Pertanto, secondo il Tribunale, le aziende che realizzano impianti fotovoltaici per la produzione di energia elettrica devono essere ammesse a fruire, con riguardo agli elettrodotti interrati nelle strade comunali e provinciali, del regime agevolativo forfettario di cui all’art. 63, comma 2, lett. f), del D. Lgs. n. 446 del 1997 e s.m.i, dovendo essere assimilate a quelle svolgenti un’attività strumentale ad un pubblico servizio, con conseguente illegittimità sul punto dell’impugnato regolamento provinciale, anche nella parte in cui disciplina diversamente l’onere concessorio a seconda che i sottoservizi di interconnessione per impianti di produzione da energie rinnovabili siano o meno allacciati alla rete (trattandosi di una discriminante priva di qualsiasi fondamento giuridico).
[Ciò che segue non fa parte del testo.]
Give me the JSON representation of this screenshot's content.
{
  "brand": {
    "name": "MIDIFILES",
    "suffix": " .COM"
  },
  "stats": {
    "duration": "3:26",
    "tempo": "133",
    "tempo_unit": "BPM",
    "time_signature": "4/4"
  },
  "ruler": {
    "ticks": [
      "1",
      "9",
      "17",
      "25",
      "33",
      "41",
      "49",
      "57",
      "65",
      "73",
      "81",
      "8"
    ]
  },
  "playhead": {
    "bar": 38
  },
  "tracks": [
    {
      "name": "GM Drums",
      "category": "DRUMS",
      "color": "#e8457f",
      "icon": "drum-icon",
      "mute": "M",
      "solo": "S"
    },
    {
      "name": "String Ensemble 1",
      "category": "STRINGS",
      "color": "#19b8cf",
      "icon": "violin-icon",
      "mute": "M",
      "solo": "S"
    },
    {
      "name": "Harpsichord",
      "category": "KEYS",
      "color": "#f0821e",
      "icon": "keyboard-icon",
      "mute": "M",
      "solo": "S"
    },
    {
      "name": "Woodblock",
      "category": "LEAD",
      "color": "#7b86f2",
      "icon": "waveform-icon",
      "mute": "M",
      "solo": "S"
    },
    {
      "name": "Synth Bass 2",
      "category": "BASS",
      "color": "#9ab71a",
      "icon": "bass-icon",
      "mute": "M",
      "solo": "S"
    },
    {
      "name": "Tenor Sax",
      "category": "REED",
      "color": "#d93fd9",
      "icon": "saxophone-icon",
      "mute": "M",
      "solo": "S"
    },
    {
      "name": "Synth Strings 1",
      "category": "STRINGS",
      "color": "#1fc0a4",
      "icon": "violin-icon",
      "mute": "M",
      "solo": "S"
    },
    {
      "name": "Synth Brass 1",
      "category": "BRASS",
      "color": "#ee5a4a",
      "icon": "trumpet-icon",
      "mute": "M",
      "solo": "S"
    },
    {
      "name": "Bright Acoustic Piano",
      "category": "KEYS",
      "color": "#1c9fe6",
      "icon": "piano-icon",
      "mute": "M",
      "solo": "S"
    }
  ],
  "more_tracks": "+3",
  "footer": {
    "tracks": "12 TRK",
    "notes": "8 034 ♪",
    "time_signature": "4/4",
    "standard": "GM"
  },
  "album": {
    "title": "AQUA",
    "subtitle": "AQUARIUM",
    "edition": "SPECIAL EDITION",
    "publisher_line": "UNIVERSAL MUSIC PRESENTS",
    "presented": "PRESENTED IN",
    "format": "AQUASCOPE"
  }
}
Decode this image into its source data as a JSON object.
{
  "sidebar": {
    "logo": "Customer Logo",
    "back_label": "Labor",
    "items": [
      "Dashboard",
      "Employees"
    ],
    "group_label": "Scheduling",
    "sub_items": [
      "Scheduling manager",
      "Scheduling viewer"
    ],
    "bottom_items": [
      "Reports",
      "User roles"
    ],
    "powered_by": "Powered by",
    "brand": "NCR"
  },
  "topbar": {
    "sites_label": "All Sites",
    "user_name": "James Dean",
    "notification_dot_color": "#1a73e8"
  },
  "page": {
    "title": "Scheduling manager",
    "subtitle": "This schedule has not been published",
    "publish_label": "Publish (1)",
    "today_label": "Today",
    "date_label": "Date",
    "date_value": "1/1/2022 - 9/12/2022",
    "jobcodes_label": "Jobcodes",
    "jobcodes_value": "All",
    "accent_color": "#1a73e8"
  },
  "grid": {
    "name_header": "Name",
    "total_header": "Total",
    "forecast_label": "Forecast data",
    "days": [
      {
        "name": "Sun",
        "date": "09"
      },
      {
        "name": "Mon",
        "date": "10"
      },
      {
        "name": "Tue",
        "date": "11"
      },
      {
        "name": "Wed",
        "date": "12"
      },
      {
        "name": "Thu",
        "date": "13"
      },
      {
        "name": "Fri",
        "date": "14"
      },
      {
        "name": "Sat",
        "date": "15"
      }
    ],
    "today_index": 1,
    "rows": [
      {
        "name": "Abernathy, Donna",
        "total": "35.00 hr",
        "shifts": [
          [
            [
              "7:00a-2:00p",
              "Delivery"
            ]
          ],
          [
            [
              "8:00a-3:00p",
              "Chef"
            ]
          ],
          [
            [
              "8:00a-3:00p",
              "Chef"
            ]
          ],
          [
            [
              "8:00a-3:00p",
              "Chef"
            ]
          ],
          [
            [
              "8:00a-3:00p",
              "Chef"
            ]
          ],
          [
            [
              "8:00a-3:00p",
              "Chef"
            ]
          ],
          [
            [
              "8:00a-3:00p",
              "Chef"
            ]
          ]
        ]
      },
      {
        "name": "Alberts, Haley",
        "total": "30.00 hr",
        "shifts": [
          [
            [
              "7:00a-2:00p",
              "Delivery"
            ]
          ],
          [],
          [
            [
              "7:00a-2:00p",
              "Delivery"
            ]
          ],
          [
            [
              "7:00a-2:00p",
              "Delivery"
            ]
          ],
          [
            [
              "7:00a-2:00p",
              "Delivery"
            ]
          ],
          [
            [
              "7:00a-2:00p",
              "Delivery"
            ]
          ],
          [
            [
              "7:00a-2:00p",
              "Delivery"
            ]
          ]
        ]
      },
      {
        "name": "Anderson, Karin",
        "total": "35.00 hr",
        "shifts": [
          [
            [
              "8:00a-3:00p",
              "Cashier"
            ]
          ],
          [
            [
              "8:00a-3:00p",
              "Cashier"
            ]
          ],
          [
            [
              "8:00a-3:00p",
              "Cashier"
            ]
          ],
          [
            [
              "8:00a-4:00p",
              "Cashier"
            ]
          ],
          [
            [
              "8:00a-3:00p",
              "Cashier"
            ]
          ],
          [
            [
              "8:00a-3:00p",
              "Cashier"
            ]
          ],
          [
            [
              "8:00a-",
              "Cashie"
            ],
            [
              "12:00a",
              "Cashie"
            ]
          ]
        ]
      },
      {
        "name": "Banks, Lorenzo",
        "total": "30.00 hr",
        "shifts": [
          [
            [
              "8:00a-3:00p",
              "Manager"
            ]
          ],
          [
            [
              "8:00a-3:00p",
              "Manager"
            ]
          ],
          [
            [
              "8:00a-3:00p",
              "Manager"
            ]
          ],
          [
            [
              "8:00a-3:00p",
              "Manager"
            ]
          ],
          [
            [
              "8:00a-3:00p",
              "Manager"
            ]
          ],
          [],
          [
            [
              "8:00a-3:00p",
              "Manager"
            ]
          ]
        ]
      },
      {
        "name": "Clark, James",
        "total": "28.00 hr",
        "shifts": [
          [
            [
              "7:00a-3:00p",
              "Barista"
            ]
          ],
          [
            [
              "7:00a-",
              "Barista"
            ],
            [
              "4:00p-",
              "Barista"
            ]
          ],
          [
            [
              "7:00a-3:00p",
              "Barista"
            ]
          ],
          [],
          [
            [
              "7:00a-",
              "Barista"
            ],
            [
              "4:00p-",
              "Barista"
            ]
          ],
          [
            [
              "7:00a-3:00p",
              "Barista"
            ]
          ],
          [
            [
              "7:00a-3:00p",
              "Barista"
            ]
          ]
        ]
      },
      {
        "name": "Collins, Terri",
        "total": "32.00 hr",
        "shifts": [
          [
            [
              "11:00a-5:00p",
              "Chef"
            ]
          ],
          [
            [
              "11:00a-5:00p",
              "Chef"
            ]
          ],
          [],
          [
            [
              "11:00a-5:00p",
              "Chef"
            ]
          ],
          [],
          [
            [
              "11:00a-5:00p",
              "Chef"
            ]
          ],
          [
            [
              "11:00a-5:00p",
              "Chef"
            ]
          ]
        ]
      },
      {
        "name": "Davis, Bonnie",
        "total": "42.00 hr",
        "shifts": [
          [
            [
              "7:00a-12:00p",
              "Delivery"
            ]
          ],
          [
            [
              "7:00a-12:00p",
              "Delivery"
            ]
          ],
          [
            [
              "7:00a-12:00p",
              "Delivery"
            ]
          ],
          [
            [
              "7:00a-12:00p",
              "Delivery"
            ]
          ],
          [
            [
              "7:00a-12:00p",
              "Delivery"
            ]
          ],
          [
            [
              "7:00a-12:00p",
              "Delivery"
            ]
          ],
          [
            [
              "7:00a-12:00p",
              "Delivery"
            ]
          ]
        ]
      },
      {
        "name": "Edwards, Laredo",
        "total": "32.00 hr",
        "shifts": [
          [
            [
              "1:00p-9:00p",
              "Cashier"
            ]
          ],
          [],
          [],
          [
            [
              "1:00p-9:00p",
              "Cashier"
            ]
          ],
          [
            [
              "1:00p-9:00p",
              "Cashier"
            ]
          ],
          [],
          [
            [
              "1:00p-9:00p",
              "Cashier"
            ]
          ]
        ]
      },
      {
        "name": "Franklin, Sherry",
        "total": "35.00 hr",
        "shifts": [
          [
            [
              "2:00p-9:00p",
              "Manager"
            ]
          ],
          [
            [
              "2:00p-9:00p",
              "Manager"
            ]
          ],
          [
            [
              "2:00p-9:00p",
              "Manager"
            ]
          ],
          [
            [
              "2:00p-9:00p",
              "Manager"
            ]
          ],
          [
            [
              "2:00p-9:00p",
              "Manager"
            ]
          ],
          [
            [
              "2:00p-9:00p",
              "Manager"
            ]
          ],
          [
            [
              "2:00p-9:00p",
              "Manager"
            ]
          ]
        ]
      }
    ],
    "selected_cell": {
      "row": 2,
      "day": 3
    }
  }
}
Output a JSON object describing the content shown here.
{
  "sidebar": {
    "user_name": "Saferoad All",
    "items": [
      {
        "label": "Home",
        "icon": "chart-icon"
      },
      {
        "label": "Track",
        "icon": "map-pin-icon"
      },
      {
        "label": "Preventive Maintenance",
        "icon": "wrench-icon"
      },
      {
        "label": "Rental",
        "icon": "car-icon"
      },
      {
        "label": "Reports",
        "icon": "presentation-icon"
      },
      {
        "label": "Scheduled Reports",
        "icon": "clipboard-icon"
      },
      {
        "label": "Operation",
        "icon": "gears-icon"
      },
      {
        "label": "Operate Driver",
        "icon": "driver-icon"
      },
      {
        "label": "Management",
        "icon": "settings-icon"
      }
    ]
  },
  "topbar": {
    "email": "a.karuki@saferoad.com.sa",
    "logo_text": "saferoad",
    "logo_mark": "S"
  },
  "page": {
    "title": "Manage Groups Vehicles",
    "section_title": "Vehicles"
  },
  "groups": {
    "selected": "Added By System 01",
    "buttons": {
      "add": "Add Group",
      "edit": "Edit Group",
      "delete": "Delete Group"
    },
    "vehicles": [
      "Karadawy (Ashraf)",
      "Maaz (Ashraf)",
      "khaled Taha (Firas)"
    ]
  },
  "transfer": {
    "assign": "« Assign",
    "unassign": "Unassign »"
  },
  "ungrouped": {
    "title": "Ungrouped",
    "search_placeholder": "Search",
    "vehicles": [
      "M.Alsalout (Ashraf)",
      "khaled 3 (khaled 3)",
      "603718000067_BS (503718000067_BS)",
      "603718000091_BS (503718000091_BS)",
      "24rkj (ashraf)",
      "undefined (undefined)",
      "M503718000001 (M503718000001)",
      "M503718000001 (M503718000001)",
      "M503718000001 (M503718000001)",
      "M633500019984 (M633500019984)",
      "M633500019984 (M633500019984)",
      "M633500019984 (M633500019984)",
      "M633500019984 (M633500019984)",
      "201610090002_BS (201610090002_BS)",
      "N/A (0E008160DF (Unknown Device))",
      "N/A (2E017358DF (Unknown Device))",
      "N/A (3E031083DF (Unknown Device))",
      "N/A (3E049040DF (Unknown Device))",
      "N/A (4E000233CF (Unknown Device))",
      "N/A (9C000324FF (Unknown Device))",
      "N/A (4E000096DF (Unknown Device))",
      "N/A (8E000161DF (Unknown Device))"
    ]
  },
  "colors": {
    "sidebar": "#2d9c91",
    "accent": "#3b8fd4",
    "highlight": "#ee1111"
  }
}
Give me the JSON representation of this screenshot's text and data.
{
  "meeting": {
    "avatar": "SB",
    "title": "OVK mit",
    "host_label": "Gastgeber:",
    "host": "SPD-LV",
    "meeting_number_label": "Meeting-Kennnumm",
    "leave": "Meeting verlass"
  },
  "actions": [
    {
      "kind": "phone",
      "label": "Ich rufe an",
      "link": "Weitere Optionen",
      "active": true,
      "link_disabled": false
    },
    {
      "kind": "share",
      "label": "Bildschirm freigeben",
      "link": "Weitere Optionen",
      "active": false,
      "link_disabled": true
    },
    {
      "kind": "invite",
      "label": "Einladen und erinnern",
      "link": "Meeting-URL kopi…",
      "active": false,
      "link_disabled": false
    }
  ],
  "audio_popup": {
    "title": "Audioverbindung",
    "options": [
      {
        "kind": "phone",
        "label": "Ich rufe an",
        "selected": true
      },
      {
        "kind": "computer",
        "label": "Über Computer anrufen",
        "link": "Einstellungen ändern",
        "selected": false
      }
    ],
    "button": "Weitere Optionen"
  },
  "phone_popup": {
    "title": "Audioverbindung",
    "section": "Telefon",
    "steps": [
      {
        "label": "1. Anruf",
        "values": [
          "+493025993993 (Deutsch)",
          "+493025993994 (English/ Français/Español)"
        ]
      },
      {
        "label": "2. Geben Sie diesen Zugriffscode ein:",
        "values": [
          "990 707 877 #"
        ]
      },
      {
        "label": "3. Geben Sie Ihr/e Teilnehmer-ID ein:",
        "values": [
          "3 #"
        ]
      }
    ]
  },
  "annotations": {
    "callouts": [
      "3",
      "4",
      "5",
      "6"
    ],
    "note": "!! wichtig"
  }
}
I primi giudici hanno ritenuto non meritevole di accoglimento la tesi della società circa il dedotto carattere retroattivo del regolamento impugnato ed in relazione alla pretesa inefficacia della clausola dell’atto di autorizzazione dell’occupazione del suolo pubblico che prevede il potere dell’amministrazione provinciale di variare la misura del canone.

3. Con rituale e tempestivo atto di appello l’amministrazione provinciale di Lecce ha chiesto la riforma della predetta sentenza, lamentandone l’assoluta erroneità ed ingiustizia, conseguenza di un superficiale apprezzamento della concreta situazione di fatto e di un approssimativo esame della normativa richiamata.

Secondo l’amministrazione appellante, i primi giudici avrebbero inopinatamente qualificato l’attività svolta dalla società ricorrente come strumentale ad un pubblico servizio. laddove essa ha una natura squisitamente commerciale, indiscutibile fonte di profitto, tanto più che detta attività non è neppure necessariamente finalizzata ad erogare energia elettrica direttamente ai cittadini; inoltre la possibilità che l’impianto sia inserito in una rete di distribuzione pubblica è meramente eventuale, presupponendo un lungo iter burocratico, fino al perfezionamento del quale l’impianto e le relative connessioni restano di proprietà privata, irrilevante essendo il favor legislativo (di cui all’at. 1, comma 4, della legge n. 10 del 1991 e all’art. 12, comma 1, del D. Lgs. n. 387 del 2003) che riguarda espressamente la sola fase di costruzione dell’impianto e non può essere estesa anche alla attività (di impresa) di vendita dell’energia prodotta.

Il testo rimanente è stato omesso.